Residents and businesses around Hanway Street are worried about a planning application recently made to Westminster Council for the demolition of parts of 26 – 44 Oxford Street and permission to build a new seven storey building backing on to Hanway Street. They fear the negative impact on the close community of small businesses and an overdevelopment in such a small street. Jeremy Thomas of the Recorded Picture Company fears another two years’ noise pollution and disruption after the works on the Primark store which only finished earlier this year. “My business suffered during the last development, we endured two years of intolerable disturbance,” he said.

“Our tiny street was used to service all works. As a consequence we suffered continuous  noise and dust pollution, limited access and sometimes full closure to our street causing total disruption. We lost staff. Dust carts could not gain entry, rubbish piled up and vermin abounded. We had to put up with aggressive and unsympathetic workers for two years. No one would help us despite paying incredibly high business rates for years. Hanway Street is a conservation area. This tiny  working street is the sole access for all demolition and construction. If the developers are given the go ahead  we need an enforceable commitment that the street will not be closed. Our access needs to be maintained. It could ultimately force businesses, small independent shops and restaurants to close in a time of recession,” he told Fitzrovia News.

Tim Derbyshire runs “On The Beat” records at number 22 , one of the last independent record shops in London. “Hanway Street cannot withstand any more pressures or setbacks,” he said. “I was nearly driven out of the street and out of business  by the demolition of the Virgin Megastore interior and the construction of the Primark store.

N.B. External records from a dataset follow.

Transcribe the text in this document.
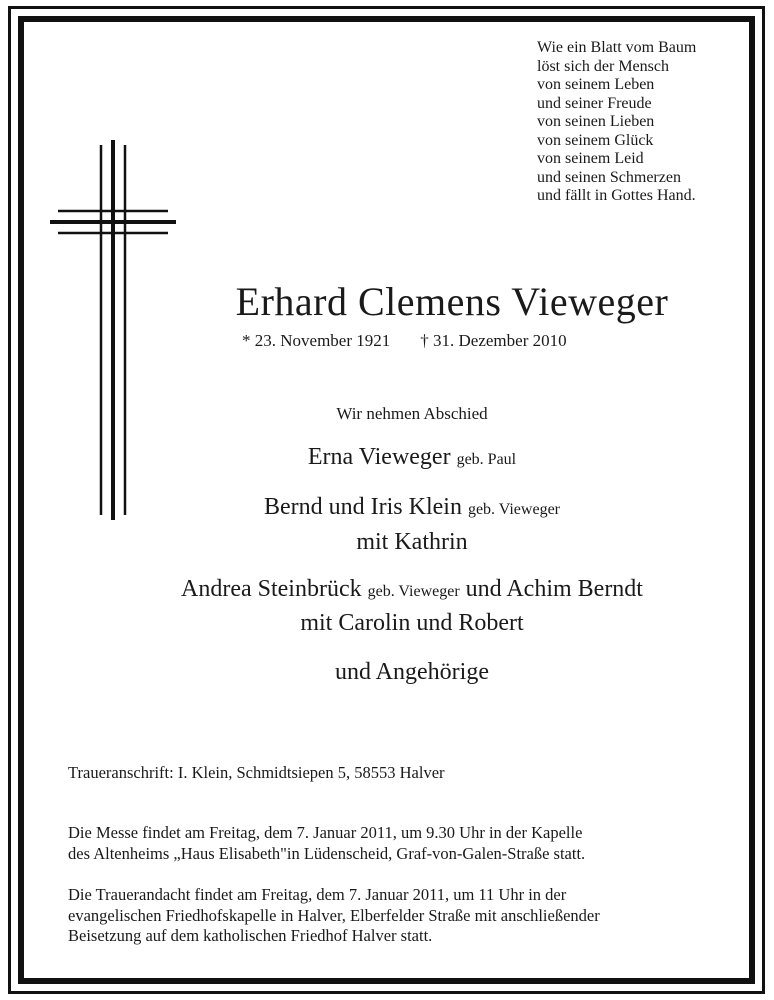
Wie ein Blatt vom Baum
löst sich der Mensch
von seinem Leben
und seiner Freude
von seinen Lieben
von seinem Glück
von seinem Leid
und seinen Schmerzen
und fällt in Gottes Hand.
Erhard Clemens Vieweger
* 23. November 1921 † 31. Dezember 2010
Wir nehmen Abschied
Erna Vieweger geb. Paul
Bernd und Iris Klein geb. Vieweger
mit Kathrin
Andrea Steinbrück geb. Vieweger und Achim Berndt
mit Carolin und Robert
und Angehörige
Traueranschrift: I. Klein, Schmidtsiepen 5, 58553 Halver
Die Messe findet am Freitag, dem 7. Januar 2011, um 9.30 Uhr in der Kapelle
des Altenheims „Haus Elisabeth"in Lüdenscheid, Graf-von-Galen-Straße statt.
Die Trauerandacht findet am Freitag, dem 7. Januar 2011, um 11 Uhr in der
evangelischen Friedhofskapelle in Halver, Elberfelder Straße mit anschließender
Beisetzung auf dem katholischen Friedhof Halver statt.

“I lost business and passing trade because the street was continually blocked, closed, rubbish strewn, smelly and rat infested. The site workmen were rude and obstructive.

“Despite paying high rates we were never compensated in any way for the losses to our business. We have only just returned to normal and now it all starts again

“My livelihood and health are at stake. This development is likely to finally kill off Hanway Street which it so nearly did recently.”

Camden Council’s planning committee have been asked by Westminster Council to give their views on the development as the site runs along the borough boundary. Camden’s planners are recommending objection to Oriana’s Oxford Street and Hanway Street redevelopment. In a report which Camden’s planners will respond to on Thursday officers are recommending the development control committee object to the proposals

It is acknowledged that the proposed development would increase the vitality and  improve the appearance of this part of Oxford Street however; officers are concerned that the proposal could adversely impact on the character of Hanway Street which forms an integral part of its designation as a Conservation Area.
Objection is raised on this basis. The Council would encourage revisions to the development to include the provision of smaller shop units for independent retail
occupiers onto Hanway Street which would conform to the organic secluded quality of the conservation area.

The proposal would potentially have a significant impact on the highway network in terms of servicing and construction. The Council is not satisfied that this impact has
been fully investigated and the possible impacts upon traffic flow, congestion and safety have not been addressed with appropriate mitigation measures.

Westminster Council will make a decision on the planning application in early 2013.

Last year plans for a new Primark Store raised the concerns of local people and attracted wider concern. Despite objections planning permission was given by both Camden and Westminster councils and a new service entrance was created in Hanway Street where large lorries make deliveries.